Ari Elson (§) Philip Leder (¶)

From the Department of Genetics, Harvard Medical School and the Howard Hughes Medical Institute, Boston, Massachusetts 02115

ABSTRACT
INTRODUCTION
EXPERIMENTAL PROCEDURES
RESULTS
DISCUSSION
FOOTNOTES
ACKNOWLEDGEMENTS
REFERENCES

ABSTRACT

Transgenic mice that overexpress v-Ha-ras, c-myc, c-neu or int-2 proto-oncogenes in the mammary epithelium develop breast tumors with morphologies that are characteristic of each initiating oncogene. Since these morphological differences reflect distinctive patterns of tumor-specific gene expression, the identification of the products of these genes might shed light on the mechanisms of transformation and/or the identity of target cells that are transformed by specific classes of oncogenes. By focusing on the tyrosine phosphorylation pathway, we have found that the transmembranal protein-tyrosine phosphatase (PTP) is highly expressed in murine mammary tumors initiated by c-neu and v-Ha-ras, but not in mammary tumors initiated by c-myc or int-2. This difference is striking and occurs both in primary tumors and in epithelial cells cultured from them. Moreover, PTP overexpression appears to be mammary tumor-specific in that it is not found in other ras-based tumors and cell lines. These observations suggest that PTP either plays a role in ras- and neu-mediated transformation of mammary epithelium or marks mammary epithelial cells particularly susceptible to transformation by these oncogenes. Because of its distinctive expression in these mammary tumors, we have further characterized murine PTP, cloning and determining the complete structures of its cDNAs and showing that it is a glycoprotein that is N-glycosylated in a tissue-specific manner.


INTRODUCTION

Transgenic mice in which the expression of a specific oncogene is targeted to the mammary epithelium are useful models for studying the origin of breast cancer. In recent years we have developed several such paradigms in which expression of various oncogenes is directed primarily to the mammary gland by the action of a mouse mammary tumor virus (MMTV) (^1)promoter/enhancer. Thus, mice transgenic for MMTV-c-myc, -v-Ha-ras, -c-neu, or -int-2 develop spontaneous, generally stochastic, adenocarcinomas of the mammary gland and occasionally of other tissues as well(1, 2, 3, 4, 5, 6) .
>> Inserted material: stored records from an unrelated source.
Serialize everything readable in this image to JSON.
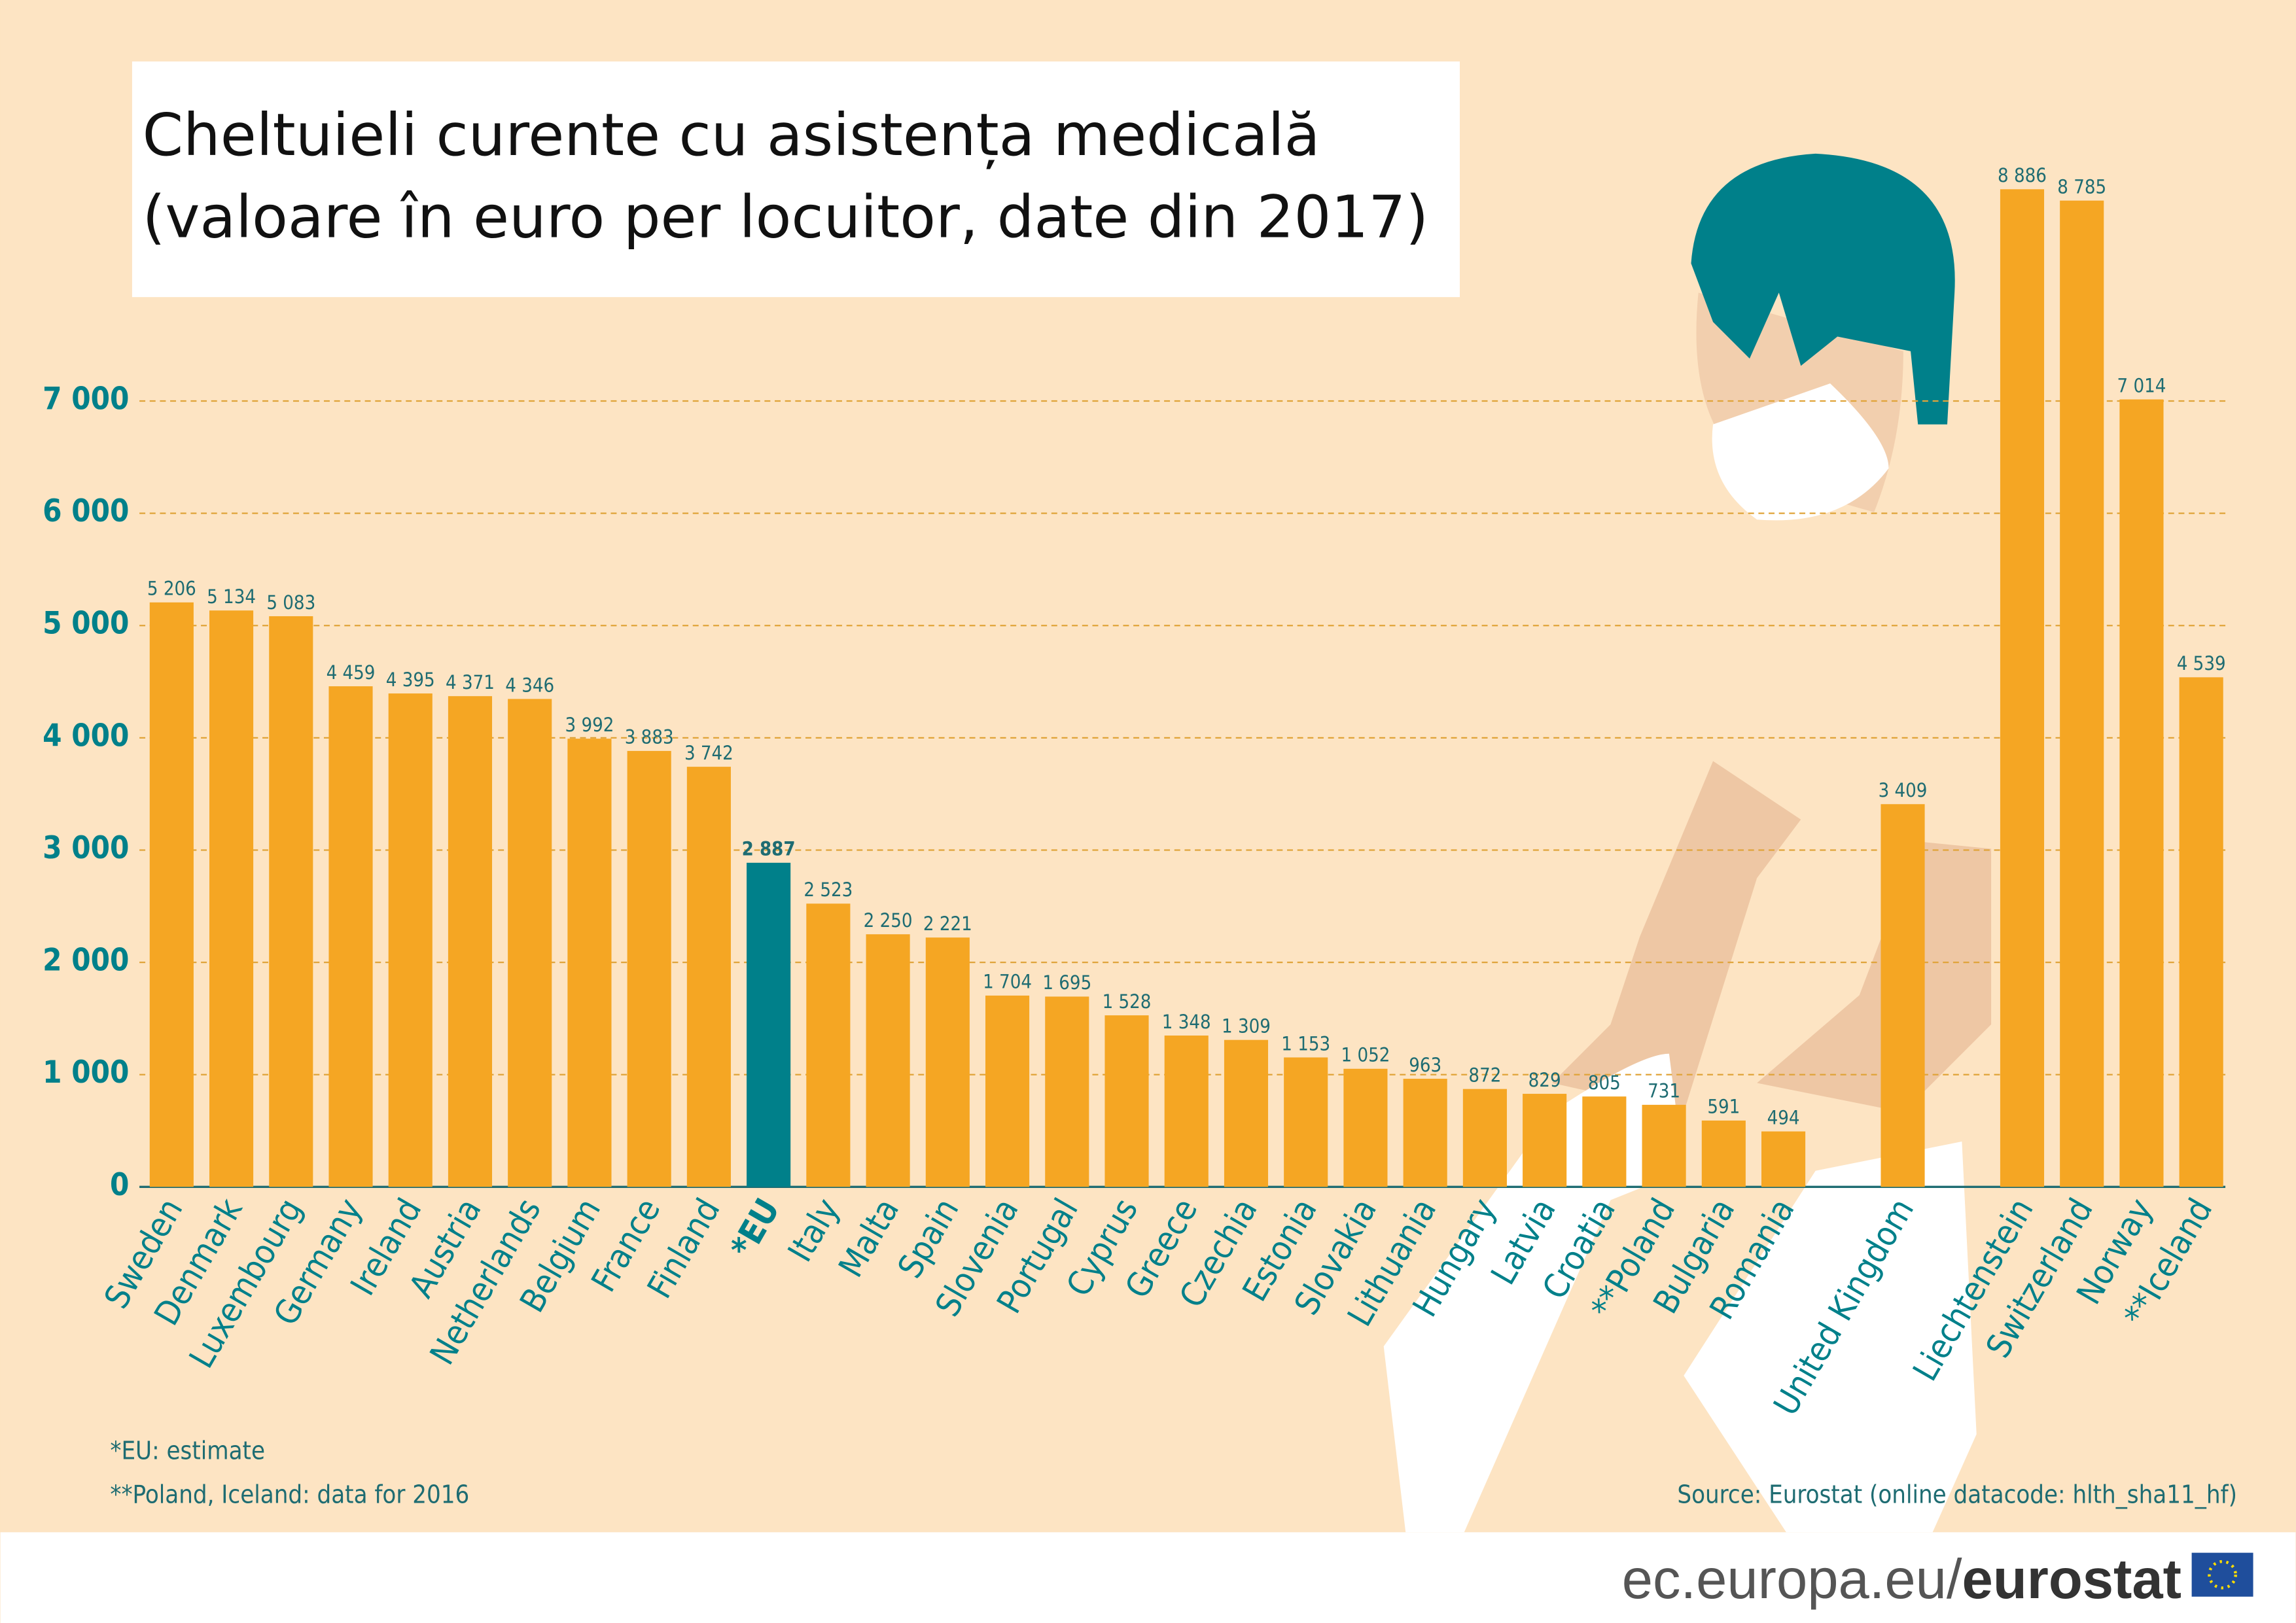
{
  "chart_data": {
    "type": "bar",
    "title": "Cheltuieli curente cu asistența medicală",
    "subtitle": "(valoare în euro per locuitor, date din 2017)",
    "categories": [
      "Sweden",
      "Denmark",
      "Luxembourg",
      "Germany",
      "Ireland",
      "Austria",
      "Netherlands",
      "Belgium",
      "France",
      "Finland",
      "*EU",
      "Italy",
      "Malta",
      "Spain",
      "Slovenia",
      "Portugal",
      "Cyprus",
      "Greece",
      "Czechia",
      "Estonia",
      "Slovakia",
      "Lithuania",
      "Hungary",
      "Latvia",
      "Croatia",
      "**Poland",
      "Bulgaria",
      "Romania",
      "United Kingdom",
      "Liechtenstein",
      "Switzerland",
      "Norway",
      "**Iceland"
    ],
    "values": [
      5206,
      5134,
      5083,
      4459,
      4395,
      4371,
      4346,
      3992,
      3883,
      3742,
      2887,
      2523,
      2250,
      2221,
      1704,
      1695,
      1528,
      1348,
      1309,
      1153,
      1052,
      963,
      872,
      829,
      805,
      731,
      591,
      494,
      3409,
      8886,
      8785,
      7014,
      4539
    ],
    "value_labels": [
      "5 206",
      "5 134",
      "5 083",
      "4 459",
      "4 395",
      "4 371",
      "4 346",
      "3 992",
      "3 883",
      "3 742",
      "2 887",
      "2 523",
      "2 250",
      "2 221",
      "1 704",
      "1 695",
      "1 528",
      "1 348",
      "1 309",
      "1 153",
      "1 052",
      "963",
      "872",
      "829",
      "805",
      "731",
      "591",
      "494",
      "3 409",
      "8 886",
      "8 785",
      "7 014",
      "4 539"
    ],
    "colors": [
      "#f5a623",
      "#f5a623",
      "#f5a623",
      "#f5a623",
      "#f5a623",
      "#f5a623",
      "#f5a623",
      "#f5a623",
      "#f5a623",
      "#f5a623",
      "#00808a",
      "#f5a623",
      "#f5a623",
      "#f5a623",
      "#f5a623",
      "#f5a623",
      "#f5a623",
      "#f5a623",
      "#f5a623",
      "#f5a623",
      "#f5a623",
      "#f5a623",
      "#f5a623",
      "#f5a623",
      "#f5a623",
      "#f5a623",
      "#f5a623",
      "#f5a623",
      "#f5a623",
      "#f5a623",
      "#f5a623",
      "#f5a623",
      "#f5a623"
    ],
    "ylim": [
      0,
      7000
    ],
    "yticks": [
      0,
      {
        "value": 1000,
        "label": "1 000"
      },
      {
        "value": 2000,
        "label": "2 000"
      },
      {
        "value": 3000,
        "label": "3 000"
      },
      {
        "value": 4000,
        "label": "4 000"
      },
      {
        "value": 5000,
        "label": "5 000"
      },
      {
        "value": 6000,
        "label": "6 000"
      },
      {
        "value": 7000,
        "label": "7 000"
      }
    ],
    "grid": true,
    "notes": [
      "*EU: estimate",
      "**Poland, Iceland: data for 2016"
    ],
    "source": "Source:  Eurostat (online datacode: hlth_sha11_hf)",
    "footer": {
      "site": "ec.europa.eu/",
      "brand": "eurostat"
    }
  }
}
Close examination of the mammary tumors obtained from MMTV-myc, -ras, and -neu transgenic mice revealed significant correlation between the distinctive histologic appearance of each tumor and the identity of its transforming oncogene(6) . This correlation can be thought of as having arisen through either of two mechanisms(6, 7) . One stipulates that the mammary gland contains several cell types that differ in their susceptibility to transformation by individual oncogenes; that is, each transforming oncogene targets a particular cell type that is then expanded to give rise to a distinct tumor type. An alternative hypothesis suggests that one or few mammary cell types are susceptible to oncogenic transformation, but that each oncogene drives the transformed cell along a distinct developmental pathway, imparting to it a distinctive histologic phenotype. Both mechanisms could certainly operate in whole or in part simultaneously.
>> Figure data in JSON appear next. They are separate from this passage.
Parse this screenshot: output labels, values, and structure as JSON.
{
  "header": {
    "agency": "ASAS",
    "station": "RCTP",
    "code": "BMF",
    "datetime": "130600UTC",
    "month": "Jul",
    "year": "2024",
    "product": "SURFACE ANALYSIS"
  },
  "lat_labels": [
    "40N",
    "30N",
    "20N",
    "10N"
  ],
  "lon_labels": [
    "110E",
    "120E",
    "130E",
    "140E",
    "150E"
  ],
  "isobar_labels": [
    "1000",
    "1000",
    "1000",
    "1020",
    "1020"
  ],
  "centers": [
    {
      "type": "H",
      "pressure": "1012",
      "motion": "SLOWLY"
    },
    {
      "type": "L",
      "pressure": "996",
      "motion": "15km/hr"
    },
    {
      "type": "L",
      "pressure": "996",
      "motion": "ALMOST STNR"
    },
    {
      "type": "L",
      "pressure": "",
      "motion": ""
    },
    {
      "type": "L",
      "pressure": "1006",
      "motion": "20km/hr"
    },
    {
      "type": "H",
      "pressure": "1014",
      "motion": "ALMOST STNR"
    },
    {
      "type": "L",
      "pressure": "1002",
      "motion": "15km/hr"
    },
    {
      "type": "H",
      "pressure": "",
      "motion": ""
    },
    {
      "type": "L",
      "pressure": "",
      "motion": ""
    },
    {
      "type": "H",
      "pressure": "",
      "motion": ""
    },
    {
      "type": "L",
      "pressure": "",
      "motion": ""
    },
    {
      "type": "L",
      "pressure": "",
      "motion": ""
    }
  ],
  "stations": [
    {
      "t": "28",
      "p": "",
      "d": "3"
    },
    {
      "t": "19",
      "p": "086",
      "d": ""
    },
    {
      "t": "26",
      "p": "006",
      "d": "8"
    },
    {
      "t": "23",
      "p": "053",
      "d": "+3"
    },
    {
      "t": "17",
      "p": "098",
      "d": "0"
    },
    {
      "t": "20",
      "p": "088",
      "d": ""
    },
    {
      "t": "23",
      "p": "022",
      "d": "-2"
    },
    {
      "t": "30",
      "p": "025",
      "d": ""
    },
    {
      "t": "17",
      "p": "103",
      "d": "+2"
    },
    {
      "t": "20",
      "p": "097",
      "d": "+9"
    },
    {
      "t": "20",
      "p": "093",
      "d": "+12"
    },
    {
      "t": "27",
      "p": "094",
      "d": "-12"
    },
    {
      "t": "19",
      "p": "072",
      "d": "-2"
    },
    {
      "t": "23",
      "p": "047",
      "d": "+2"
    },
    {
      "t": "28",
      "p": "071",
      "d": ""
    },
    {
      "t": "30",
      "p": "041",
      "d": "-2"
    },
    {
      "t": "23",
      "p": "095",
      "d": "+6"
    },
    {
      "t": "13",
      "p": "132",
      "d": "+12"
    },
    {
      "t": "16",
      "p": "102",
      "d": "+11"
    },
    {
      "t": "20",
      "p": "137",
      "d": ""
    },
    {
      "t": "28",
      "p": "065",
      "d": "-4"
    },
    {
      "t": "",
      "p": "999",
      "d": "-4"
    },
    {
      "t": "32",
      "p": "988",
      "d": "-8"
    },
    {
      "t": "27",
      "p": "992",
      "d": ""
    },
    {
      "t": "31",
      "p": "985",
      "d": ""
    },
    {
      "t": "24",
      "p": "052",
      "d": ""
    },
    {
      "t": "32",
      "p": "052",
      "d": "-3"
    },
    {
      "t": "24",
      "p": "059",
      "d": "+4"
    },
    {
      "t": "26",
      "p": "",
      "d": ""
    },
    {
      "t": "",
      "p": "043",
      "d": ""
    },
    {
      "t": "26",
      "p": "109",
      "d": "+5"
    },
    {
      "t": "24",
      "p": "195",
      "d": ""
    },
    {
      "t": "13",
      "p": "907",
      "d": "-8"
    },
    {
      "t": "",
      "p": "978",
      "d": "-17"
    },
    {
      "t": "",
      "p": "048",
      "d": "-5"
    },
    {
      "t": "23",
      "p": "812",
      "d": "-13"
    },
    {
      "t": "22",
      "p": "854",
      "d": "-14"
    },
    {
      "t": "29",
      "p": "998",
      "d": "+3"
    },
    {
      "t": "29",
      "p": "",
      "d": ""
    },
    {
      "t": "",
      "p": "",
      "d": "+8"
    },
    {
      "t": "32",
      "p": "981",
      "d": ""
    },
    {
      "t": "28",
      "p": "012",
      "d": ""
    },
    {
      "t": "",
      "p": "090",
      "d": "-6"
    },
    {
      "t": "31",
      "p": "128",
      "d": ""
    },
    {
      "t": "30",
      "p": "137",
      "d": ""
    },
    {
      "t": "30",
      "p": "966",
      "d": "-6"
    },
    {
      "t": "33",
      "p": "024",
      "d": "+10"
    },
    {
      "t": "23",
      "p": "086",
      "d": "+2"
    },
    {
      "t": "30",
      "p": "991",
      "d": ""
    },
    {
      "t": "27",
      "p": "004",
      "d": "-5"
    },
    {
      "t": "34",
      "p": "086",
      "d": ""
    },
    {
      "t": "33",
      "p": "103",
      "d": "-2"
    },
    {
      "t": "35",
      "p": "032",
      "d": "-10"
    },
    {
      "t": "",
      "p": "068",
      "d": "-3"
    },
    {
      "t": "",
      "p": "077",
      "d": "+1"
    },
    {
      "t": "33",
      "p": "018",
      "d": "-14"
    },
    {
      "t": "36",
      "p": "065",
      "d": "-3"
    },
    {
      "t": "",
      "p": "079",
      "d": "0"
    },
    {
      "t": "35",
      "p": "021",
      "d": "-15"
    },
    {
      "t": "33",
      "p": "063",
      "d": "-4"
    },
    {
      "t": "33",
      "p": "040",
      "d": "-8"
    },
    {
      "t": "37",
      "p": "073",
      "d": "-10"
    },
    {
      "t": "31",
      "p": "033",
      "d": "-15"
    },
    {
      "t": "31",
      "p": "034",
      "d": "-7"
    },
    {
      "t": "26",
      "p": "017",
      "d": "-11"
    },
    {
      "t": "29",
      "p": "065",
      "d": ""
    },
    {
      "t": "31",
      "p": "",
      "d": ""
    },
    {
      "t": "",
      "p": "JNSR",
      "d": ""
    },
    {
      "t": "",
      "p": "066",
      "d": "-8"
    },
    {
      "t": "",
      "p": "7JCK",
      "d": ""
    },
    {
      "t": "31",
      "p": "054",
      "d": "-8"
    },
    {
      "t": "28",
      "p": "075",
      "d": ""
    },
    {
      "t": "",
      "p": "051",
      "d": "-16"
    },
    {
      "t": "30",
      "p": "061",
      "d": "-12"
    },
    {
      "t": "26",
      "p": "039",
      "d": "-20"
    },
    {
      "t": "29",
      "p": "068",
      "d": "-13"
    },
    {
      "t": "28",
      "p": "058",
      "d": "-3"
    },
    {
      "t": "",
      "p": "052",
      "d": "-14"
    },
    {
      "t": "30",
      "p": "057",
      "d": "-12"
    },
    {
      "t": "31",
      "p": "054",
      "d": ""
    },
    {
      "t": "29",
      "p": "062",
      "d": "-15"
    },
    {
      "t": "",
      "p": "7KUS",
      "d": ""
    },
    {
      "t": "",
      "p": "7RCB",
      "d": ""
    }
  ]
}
The existence of oncogene-specific morphology also suggests that each type of mammary tumor expresses a somewhat different cohort of genes. The characterization of these marker genes might shed light on the details of transformation. Accordingly, we undertook to define genes expressed in particular types of mammary tumors. To date we have isolated several mRNA species whose expression pattern parallels the morphological differences found between tumor types (7) , (^2)In general, we have found that tumors arising from ras- and neu-bearing transgenic mice fall into a common class at the molecular level and are distinguished from tumors that arise from transgenic mice bearing the c-myc transgene. The central role tyrosine phosphorylation plays in tumorigenesis has now prompted us to look specifically at genes whose products might control this process.
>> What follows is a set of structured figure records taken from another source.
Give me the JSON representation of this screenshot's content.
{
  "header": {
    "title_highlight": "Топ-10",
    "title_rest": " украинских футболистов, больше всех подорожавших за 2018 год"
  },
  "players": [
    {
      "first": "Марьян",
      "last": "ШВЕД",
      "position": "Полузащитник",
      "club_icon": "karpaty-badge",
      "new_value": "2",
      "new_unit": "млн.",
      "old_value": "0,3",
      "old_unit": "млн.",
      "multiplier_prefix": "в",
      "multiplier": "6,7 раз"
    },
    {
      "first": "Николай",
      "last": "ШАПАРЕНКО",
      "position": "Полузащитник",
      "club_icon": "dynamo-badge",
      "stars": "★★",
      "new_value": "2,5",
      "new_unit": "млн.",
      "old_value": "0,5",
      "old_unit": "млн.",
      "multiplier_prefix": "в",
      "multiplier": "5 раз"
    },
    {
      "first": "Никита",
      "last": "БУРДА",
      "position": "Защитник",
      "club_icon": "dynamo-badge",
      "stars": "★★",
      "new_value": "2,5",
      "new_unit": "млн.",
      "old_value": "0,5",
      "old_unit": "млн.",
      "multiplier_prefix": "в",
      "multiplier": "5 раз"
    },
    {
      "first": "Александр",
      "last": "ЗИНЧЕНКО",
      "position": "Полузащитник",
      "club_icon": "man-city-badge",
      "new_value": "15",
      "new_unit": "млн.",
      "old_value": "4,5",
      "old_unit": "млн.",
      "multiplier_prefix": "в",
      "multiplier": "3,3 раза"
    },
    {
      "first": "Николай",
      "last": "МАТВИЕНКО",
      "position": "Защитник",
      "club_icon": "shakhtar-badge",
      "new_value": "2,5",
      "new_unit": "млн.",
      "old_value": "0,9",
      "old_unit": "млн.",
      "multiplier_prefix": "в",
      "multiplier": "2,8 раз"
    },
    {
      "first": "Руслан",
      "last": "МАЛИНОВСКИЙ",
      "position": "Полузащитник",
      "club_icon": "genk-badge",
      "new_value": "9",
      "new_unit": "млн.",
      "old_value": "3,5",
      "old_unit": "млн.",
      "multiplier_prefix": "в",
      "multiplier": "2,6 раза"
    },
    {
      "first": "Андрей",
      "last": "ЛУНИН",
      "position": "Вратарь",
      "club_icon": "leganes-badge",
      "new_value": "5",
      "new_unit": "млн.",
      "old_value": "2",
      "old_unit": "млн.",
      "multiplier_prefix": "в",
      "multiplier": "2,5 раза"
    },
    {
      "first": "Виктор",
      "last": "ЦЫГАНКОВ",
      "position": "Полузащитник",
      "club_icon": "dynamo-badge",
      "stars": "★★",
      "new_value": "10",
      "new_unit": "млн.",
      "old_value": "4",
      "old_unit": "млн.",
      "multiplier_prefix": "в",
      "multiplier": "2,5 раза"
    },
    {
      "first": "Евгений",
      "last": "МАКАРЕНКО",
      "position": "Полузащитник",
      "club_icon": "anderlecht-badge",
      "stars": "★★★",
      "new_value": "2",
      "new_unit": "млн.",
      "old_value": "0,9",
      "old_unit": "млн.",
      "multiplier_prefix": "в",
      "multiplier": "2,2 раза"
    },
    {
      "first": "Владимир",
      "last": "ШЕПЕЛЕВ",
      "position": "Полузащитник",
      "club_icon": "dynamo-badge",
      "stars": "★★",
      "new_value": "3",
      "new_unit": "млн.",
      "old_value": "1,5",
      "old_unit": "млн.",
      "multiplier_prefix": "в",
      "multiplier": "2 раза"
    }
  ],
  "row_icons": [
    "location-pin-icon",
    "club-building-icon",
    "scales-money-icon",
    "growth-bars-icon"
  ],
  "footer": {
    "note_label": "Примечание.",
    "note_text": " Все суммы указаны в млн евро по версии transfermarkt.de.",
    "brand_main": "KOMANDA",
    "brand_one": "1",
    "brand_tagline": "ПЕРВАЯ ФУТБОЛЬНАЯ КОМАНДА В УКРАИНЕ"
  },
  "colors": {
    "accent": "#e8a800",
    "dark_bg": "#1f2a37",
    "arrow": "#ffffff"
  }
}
Tyrosine phosphorylation is a reversible process that is controlled by the opposing actions of protein-tyrosine kinases and phosphatases (PTPases) (reviewed in (8) and (9) ). PTPases comprise a large and complex family of related molecules that can broadly be divided into transmembranal, receptor-like molecules and non-transmembranal, intracellular ones (reviewed in (10, 11, 12) ). Transmembranal PTPases generally contain two PTPase catalytic domains and are thought to be capable of responding to extracellular signals. Intracellular PTPases contain one PTPase domain flanked by protein sequences that regulate the activity or localization of the entire molecule. Dual specificity phosphatases, i.e. molecules that can dephosphorylate both phosphoserine/threonine and -tyrosine exist as well. The best characterized of these, MKP1, can dephosphorylate mitogen-activated protein kinase in vivo, thereby linking this phosphatase to the latter stages of signal transduction to the nucleus(13) .

Being the antithesis of tyrosine kinases, PTPases were originally thought to suppress transformation. Indeed, inhibition of PTPase activity was shown to result in transformation of cultured rat kidney cells(14) . This interpretation was strengthened by the ability of the cytoplasmic PTPases, TCPTP (15) and PTP1B(16) , to suppress oncogenic transformation in cultured cells. PTP1B has also been shown to be up-regulated in a mammary cell line transformed by neu(17) . Furthermore, overexpression of the dual specificity phosphatase MKP-1 has been shown to counteract some of the actions of activated ras, suggesting that it can function as an anti-oncogene (18) . Nonetheless, overexpression of PTPases can in itself be transforming, as in the case of PTPalpha(19) , suggesting that various PTPases may be linked to transformation in different ways.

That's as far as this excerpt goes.